Actually, this shouldn't surprise you at all. Banks charge interest for loans, so it only makes sense for them to charge a little something for a derivative, which is essentially another form of credit. A derivative contract loses or adds value as the price it tracks changes. When it loses enough value, then the bank will demand that you pony up some money -- the dreaded "margin call" -- just as it does with a regular loan. This was exactly what nearly brought down AIG and the, whaddya call it, global economy.
So far, no big deal: Banks charge interest for loans, and they charge something like interest for derivatives. What's the problem?
The problem is that banks regularly charge up to 10 times as much in rent for derivatives as they do other forms of credit, the Demos paper suggests.
"Because the pricing of derivatives was so complex, customers almost never understood how much a bank charged for entering into the derivative," Turbeville writes. "This constitutes a massive distortion of the credit markets."
Demos sadly does not try to put a dollar amount on how much banks are draining from the economy with their derivatives business. "Many, many billions" seems like a safe guess. The paper cites a study by independent researcher Andrew Kalotay, who found that state and local governments had been overcharged $20 billion by banks between 2005 and 2010 alone. And that's just state and local governments, like the Denver Public Schools and Jefferson County, Alabama, two infamous municipalities that ended up as derivative roadkill. This estimate does not include the many, many other users of derivatives, from hedge funds to pension funds to other banks.
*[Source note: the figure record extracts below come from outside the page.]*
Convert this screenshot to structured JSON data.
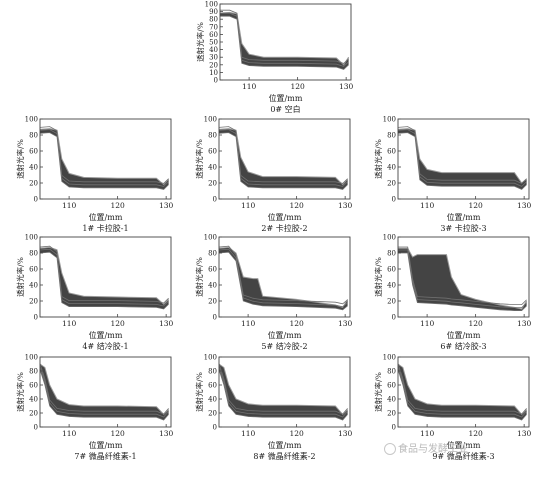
{
  "colors": {
    "band": "#2a2a2a",
    "band_light": "#9a9a9a",
    "frame": "#444444",
    "trace": "#707070"
  },
  "watermark": {
    "text": "食品与发酵工业",
    "icon": "wechat-icon"
  },
  "chart_data": [
    {
      "type": "area",
      "panel": "0",
      "label": "0# 空白",
      "xlabel": "位置/mm",
      "ylabel": "透射光率/%",
      "xlim": [
        104,
        131
      ],
      "ylim": [
        0,
        100
      ],
      "xticks": [
        110,
        120,
        130
      ],
      "yticks": [
        0,
        10,
        20,
        30,
        40,
        50,
        60,
        70,
        80,
        90,
        100
      ],
      "grid": false,
      "series": [
        {
          "x": [
            104,
            106,
            107.5,
            108.5,
            110,
            113,
            120,
            128,
            129.5,
            130.5
          ],
          "upper": [
            88,
            89,
            87,
            48,
            34,
            30,
            30,
            29,
            20,
            30
          ],
          "lower": [
            84,
            84,
            80,
            22,
            19,
            18,
            18,
            17,
            14,
            20
          ]
        }
      ]
    },
    {
      "type": "area",
      "panel": "1",
      "label": "1# 卡拉胶-1",
      "xlabel": "位置/mm",
      "ylabel": "透射光率/%",
      "xlim": [
        104,
        131
      ],
      "ylim": [
        0,
        100
      ],
      "xticks": [
        110,
        120,
        130
      ],
      "yticks": [
        0,
        20,
        40,
        60,
        80,
        100
      ],
      "grid": false,
      "series": [
        {
          "x": [
            104,
            106,
            107.5,
            108.5,
            110,
            113,
            120,
            128,
            129.5,
            130.5
          ],
          "upper": [
            87,
            88,
            86,
            50,
            32,
            27,
            26,
            26,
            18,
            25
          ],
          "lower": [
            82,
            83,
            78,
            22,
            15,
            14,
            14,
            14,
            12,
            18
          ]
        }
      ]
    },
    {
      "type": "area",
      "panel": "2",
      "label": "2# 卡拉胶-2",
      "xlabel": "位置/mm",
      "ylabel": "透射光率/%",
      "xlim": [
        104,
        131
      ],
      "ylim": [
        0,
        100
      ],
      "xticks": [
        110,
        120,
        130
      ],
      "yticks": [
        0,
        20,
        40,
        60,
        80,
        100
      ],
      "grid": false,
      "series": [
        {
          "x": [
            104,
            106,
            107.5,
            108.5,
            110,
            113,
            120,
            128,
            129.5,
            130.5
          ],
          "upper": [
            87,
            88,
            86,
            52,
            34,
            28,
            28,
            27,
            18,
            25
          ],
          "lower": [
            82,
            83,
            78,
            22,
            15,
            14,
            14,
            14,
            12,
            18
          ]
        }
      ]
    },
    {
      "type": "area",
      "panel": "3",
      "label": "3# 卡拉胶-3",
      "xlabel": "位置/mm",
      "ylabel": "透射光率/%",
      "xlim": [
        104,
        131
      ],
      "ylim": [
        0,
        100
      ],
      "xticks": [
        110,
        120,
        130
      ],
      "yticks": [
        0,
        20,
        40,
        60,
        80,
        100
      ],
      "grid": false,
      "series": [
        {
          "x": [
            104,
            106,
            107.5,
            108.5,
            110,
            113,
            120,
            128,
            129.5,
            130.5
          ],
          "upper": [
            87,
            88,
            86,
            50,
            37,
            33,
            33,
            33,
            20,
            25
          ],
          "lower": [
            82,
            83,
            78,
            24,
            17,
            16,
            16,
            16,
            12,
            18
          ]
        }
      ]
    },
    {
      "type": "area",
      "panel": "4",
      "label": "4# 结冷胶-1",
      "xlabel": "位置/mm",
      "ylabel": "透射光率/%",
      "xlim": [
        104,
        131
      ],
      "ylim": [
        0,
        100
      ],
      "xticks": [
        110,
        120,
        130
      ],
      "yticks": [
        0,
        20,
        40,
        60,
        80,
        100
      ],
      "grid": false,
      "series": [
        {
          "x": [
            104,
            106,
            107.5,
            108.5,
            110,
            113,
            120,
            128,
            129.5,
            130.5
          ],
          "upper": [
            86,
            87,
            84,
            55,
            30,
            26,
            25,
            24,
            16,
            22
          ],
          "lower": [
            80,
            81,
            74,
            18,
            13,
            13,
            13,
            12,
            10,
            16
          ]
        }
      ]
    },
    {
      "type": "area",
      "panel": "5",
      "label": "5# 结冷胶-2",
      "xlabel": "位置/mm",
      "ylabel": "透射光率/%",
      "xlim": [
        104,
        131
      ],
      "ylim": [
        0,
        100
      ],
      "xticks": [
        110,
        120,
        130
      ],
      "yticks": [
        0,
        20,
        40,
        60,
        80,
        100
      ],
      "grid": false,
      "series": [
        {
          "x": [
            104,
            106,
            107.5,
            109,
            111,
            112,
            113,
            120,
            128,
            129.5,
            130.5
          ],
          "upper": [
            86,
            87,
            80,
            50,
            48,
            48,
            26,
            22,
            15,
            12,
            22
          ],
          "lower": [
            80,
            81,
            70,
            20,
            16,
            15,
            14,
            13,
            11,
            9,
            14
          ]
        }
      ]
    },
    {
      "type": "area",
      "panel": "6",
      "label": "6# 结冷胶-3",
      "xlabel": "位置/mm",
      "ylabel": "透射光率/%",
      "xlim": [
        104,
        131
      ],
      "ylim": [
        0,
        100
      ],
      "xticks": [
        110,
        120,
        130
      ],
      "yticks": [
        0,
        20,
        40,
        60,
        80,
        100
      ],
      "grid": false,
      "series": [
        {
          "x": [
            104,
            106,
            107,
            108,
            114,
            115,
            117,
            120,
            125,
            128,
            129.5,
            130.5
          ],
          "upper": [
            86,
            86,
            75,
            78,
            78,
            50,
            28,
            22,
            15,
            12,
            10,
            20
          ],
          "lower": [
            80,
            80,
            40,
            18,
            16,
            15,
            14,
            12,
            9,
            8,
            8,
            14
          ]
        }
      ]
    },
    {
      "type": "area",
      "panel": "7",
      "label": "7# 微晶纤维素-1",
      "xlabel": "位置/mm",
      "ylabel": "透射光率/%",
      "xlim": [
        104,
        131
      ],
      "ylim": [
        0,
        100
      ],
      "xticks": [
        110,
        120,
        130
      ],
      "yticks": [
        0,
        20,
        40,
        60,
        80,
        100
      ],
      "grid": false,
      "series": [
        {
          "x": [
            104,
            105,
            106,
            107.5,
            110,
            113,
            120,
            128,
            129.5,
            130.5
          ],
          "upper": [
            90,
            85,
            60,
            40,
            32,
            30,
            30,
            29,
            18,
            25
          ],
          "lower": [
            82,
            60,
            30,
            18,
            15,
            14,
            14,
            14,
            10,
            18
          ]
        }
      ]
    },
    {
      "type": "area",
      "panel": "8",
      "label": "8# 微晶纤维素-2",
      "xlabel": "位置/mm",
      "ylabel": "透射光率/%",
      "xlim": [
        104,
        131
      ],
      "ylim": [
        0,
        100
      ],
      "xticks": [
        110,
        120,
        130
      ],
      "yticks": [
        0,
        20,
        40,
        60,
        80,
        100
      ],
      "grid": false,
      "series": [
        {
          "x": [
            104,
            105,
            106,
            107.5,
            110,
            113,
            120,
            128,
            129.5,
            130.5
          ],
          "upper": [
            90,
            85,
            60,
            40,
            33,
            31,
            31,
            30,
            18,
            25
          ],
          "lower": [
            82,
            60,
            30,
            18,
            15,
            14,
            14,
            14,
            10,
            18
          ]
        }
      ]
    },
    {
      "type": "area",
      "panel": "9",
      "label": "9# 微晶纤维素-3",
      "xlabel": "位置/mm",
      "ylabel": "透射光率/%",
      "xlim": [
        104,
        131
      ],
      "ylim": [
        0,
        100
      ],
      "xticks": [
        110,
        120,
        130
      ],
      "yticks": [
        0,
        20,
        40,
        60,
        80,
        100
      ],
      "grid": false,
      "series": [
        {
          "x": [
            104,
            105,
            106,
            107.5,
            110,
            113,
            120,
            128,
            129.5,
            130.5
          ],
          "upper": [
            90,
            85,
            60,
            40,
            33,
            31,
            31,
            30,
            18,
            25
          ],
          "lower": [
            82,
            60,
            30,
            18,
            15,
            14,
            14,
            14,
            10,
            18
          ]
        }
      ]
    }
  ]
}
No wonder banks love derivatives so much and have fought so hard to keep them from being regulated. The Dodd-Frank financial-reform act tried to price derivatives more clearly, but banks have lobbied for and won so many exemptions that the law is pretty much useless, Turbeville writes.
He recommends closing the Dodd-Frank loopholes and setting up some other safeguards, including stricter accounting rules and maybe a new federal agency to keep an eye on how banks are fleecing state and local governments with derivatives. Probably none of these things will happen, at least until after the next crisis. In the meantime, the economy will continue to pay the price.